Not just a film: an ode to belonging, a cry of fate
Nino D’Angelo conquers San Paolo Stadium and the heart of an entire city, the year Maradona won Napoli Football Club its first ever league championship
In a concert held at the San Paolo Stadium (the home of Napoli Football Club) to celebrate Nino D’Angelo’s 60th birthday, all 15,000 people present loudly sang Forza Napoli, the song by the star of Neapolitan music that best sums up what this film is all about. More than a simple song, it’s an anthem that can still be heard ringing around the stadium terraces when Napoli are on the pitch. Whether you like it or not, we need to surrender to the facts: Quel ragazzo della curva B steers clear of any possible attempts to classify it. It is a fascinating sociological phenomenon, an object of adoration, a totem to the sense of belonging. And lastly, if we really have to, it’s also a film. And one with an incredible power of prophecy: when released, Napoli Football Club had never won a league title and that year’s championship was still underway. But Nino challenged fate and won. It also boasts some distinctly different characteristics from the typical Nino-movie: of course there is a story of young love, but it is overshadowed by a passion for football. What’s more, the Camorra, the Neapolitan organised crime group, a subject until then avoided by Nino in his songs and films, also features in the plot. Footnote: Ottavio Bianchi, the manager of Napoli, and some of the players appear in the film. But not Maradona.

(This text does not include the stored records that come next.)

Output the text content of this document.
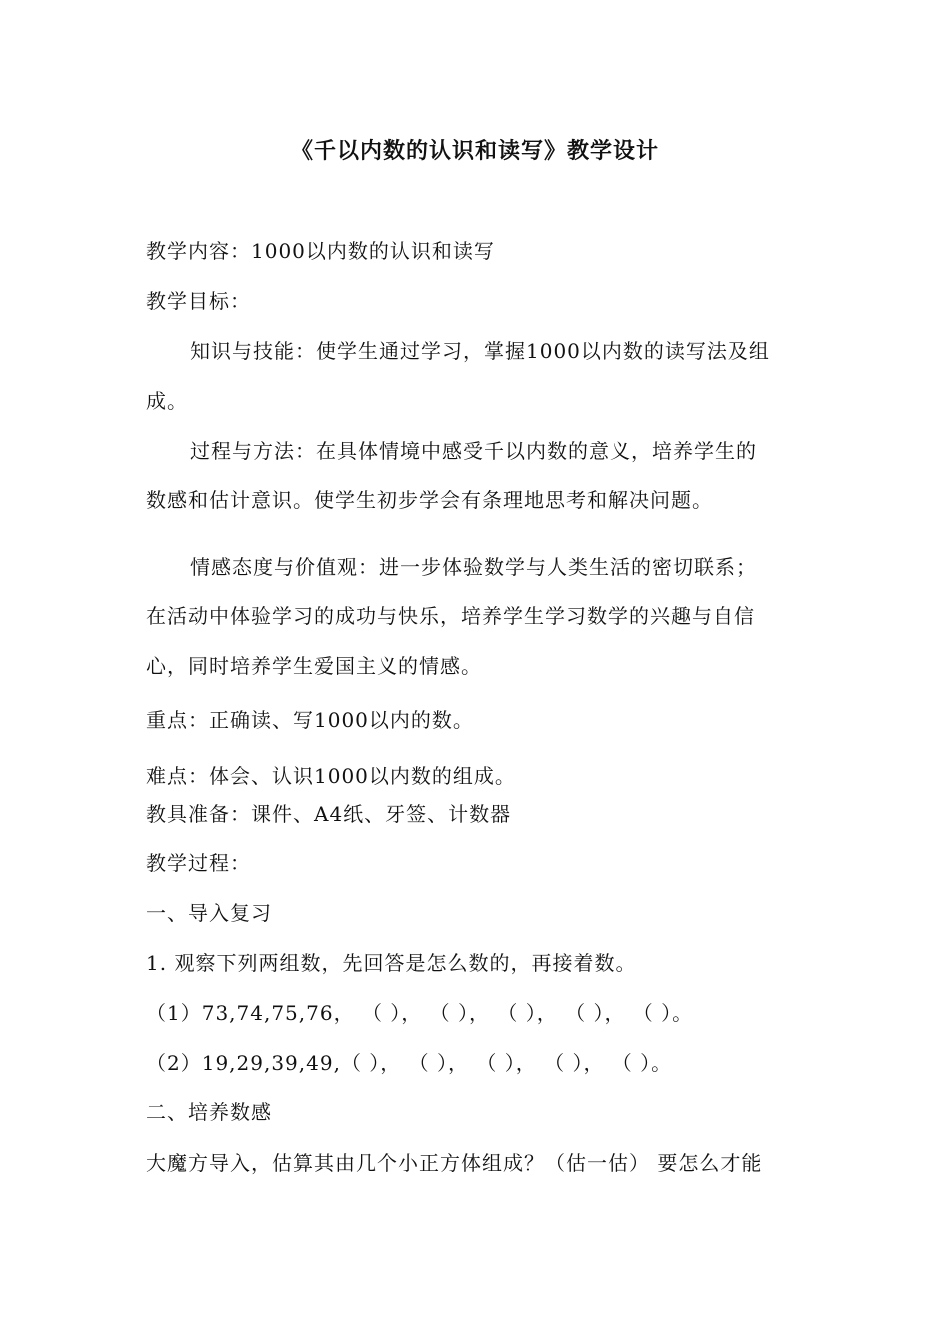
《千以内数的认识和读写》教学设计
教学内容：1000以内数的认识和读写
教学目标：
知识与技能：使学生通过学习，掌握1000以内数的读写法及组
成。
过程与方法：在具体情境中感受千以内数的意义，培养学生的
数感和估计意识。使学生初步学会有条理地思考和解决问题。
情感态度与价值观：进一步体验数学与人类生活的密切联系；
在活动中体验学习的成功与快乐，培养学生学习数学的兴趣与自信
心，同时培养学生爱国主义的情感。
重点：正确读、写1000以内的数。
难点：体会、认识1000以内数的组成。
教具准备：课件、A4纸、牙签、计数器
教学过程：
一、导入复习
1. 观察下列两组数，先回答是怎么数的，再接着数。
（1）73,74,75,76， （ ）， （ ）， （ ）， （ ）， （ ）。
（2）19,29,39,49,（ ）， （ ）， （ ）， （ ）， （ ）。
二、培养数感
大魔方导入，估算其由几个小正方体组成？（估一估） 要怎么才能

Nino is a mechanic and a big fan of Napoli Football Club. He sets up a club for non-violent fans and conquers the terraces. The Camorra fear that this may have negative consequences for its shady dealings. Nino gets stabbed, but that doesn’t prevent him from getting back into the stadium to see his beloved team win the league championship. Things will also end well between him and his girlfriend.